XYZ van de klassieke muziek

Katja Reichenfeld (2003)

Gepubliceerd op 15-03-2017

Basso continuo

betekenis & definitie

Basso continuo (lt. continu doorlopende bas) is een term waarmee vanaf het eind van de 16e eeuw de begeleiding van vocalisten of instrumentalisten door een toetseninstrument werd aangeduid.

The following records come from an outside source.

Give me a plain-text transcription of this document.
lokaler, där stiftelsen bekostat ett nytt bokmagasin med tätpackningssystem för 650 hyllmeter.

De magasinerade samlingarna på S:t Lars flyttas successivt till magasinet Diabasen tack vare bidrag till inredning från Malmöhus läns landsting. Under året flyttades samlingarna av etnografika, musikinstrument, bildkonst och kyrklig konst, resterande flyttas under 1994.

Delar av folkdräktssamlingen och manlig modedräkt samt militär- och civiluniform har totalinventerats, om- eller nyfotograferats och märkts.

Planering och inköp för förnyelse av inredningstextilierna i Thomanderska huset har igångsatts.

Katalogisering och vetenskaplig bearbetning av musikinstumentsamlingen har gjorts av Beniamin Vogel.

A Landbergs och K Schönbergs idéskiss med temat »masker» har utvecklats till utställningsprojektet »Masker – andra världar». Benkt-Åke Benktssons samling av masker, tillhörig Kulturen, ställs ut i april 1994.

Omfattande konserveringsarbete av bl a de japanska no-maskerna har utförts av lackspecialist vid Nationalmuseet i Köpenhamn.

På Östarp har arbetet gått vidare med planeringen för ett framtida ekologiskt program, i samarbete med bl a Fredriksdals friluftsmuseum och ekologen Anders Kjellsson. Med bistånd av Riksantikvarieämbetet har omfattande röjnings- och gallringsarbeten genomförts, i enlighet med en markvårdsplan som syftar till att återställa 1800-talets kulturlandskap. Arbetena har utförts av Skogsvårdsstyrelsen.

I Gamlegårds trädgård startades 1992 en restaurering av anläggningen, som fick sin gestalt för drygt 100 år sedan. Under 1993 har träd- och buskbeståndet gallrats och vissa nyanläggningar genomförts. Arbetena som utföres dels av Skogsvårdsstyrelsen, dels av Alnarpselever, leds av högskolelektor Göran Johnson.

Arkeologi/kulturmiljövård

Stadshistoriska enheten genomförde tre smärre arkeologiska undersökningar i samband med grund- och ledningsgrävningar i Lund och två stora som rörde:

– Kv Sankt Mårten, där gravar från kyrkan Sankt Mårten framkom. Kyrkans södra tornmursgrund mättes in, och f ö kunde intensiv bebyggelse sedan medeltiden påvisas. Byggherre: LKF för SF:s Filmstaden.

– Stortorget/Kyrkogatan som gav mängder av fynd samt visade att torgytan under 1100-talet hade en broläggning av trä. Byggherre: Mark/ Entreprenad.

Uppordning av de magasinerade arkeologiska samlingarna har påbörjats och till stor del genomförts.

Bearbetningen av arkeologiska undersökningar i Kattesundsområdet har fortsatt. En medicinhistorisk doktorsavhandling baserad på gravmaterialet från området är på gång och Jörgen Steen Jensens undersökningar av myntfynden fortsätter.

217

Het instrumentarium van het continuo kon eventueel bestaan uit een toetseninstrument tezamen met andere instrumenten zoals een cello, een luit of een chitarrone. De begeleiding vulde de harmonie in en beperkte zich hierbij niet tot ondersteunende akkoorden, maar liep continu door in het hele stuk. De basso-continuopartij werd meestal slechts genoteerd met een uitgeschreven baslijn die de muziek 'zwaartekracht' verleende. Boven de baslijn gaf de componist met cijfers de door hem bedoelde harmonie aan. Vandaar de term: becijferde bas. De cijfers 2 t/m 9 stonden voor de secunde t/m de deciem, en gaven een indicatie van het bedoelde akkoord. Hóe dat akkoord gespeeld moest worden, d.w.z. in welk ritme, in welke notenwaarden en verdeeld over welke figuren, werd aan het improvisatietalent van de uitvoerder overgelaten. Dit systeem van componeren werd door alle barokcomponisten toegepast en was tot het midden van de 18e eeuw algemeen in gebruik. Pas in de 19e eeuw raakte het vergeten.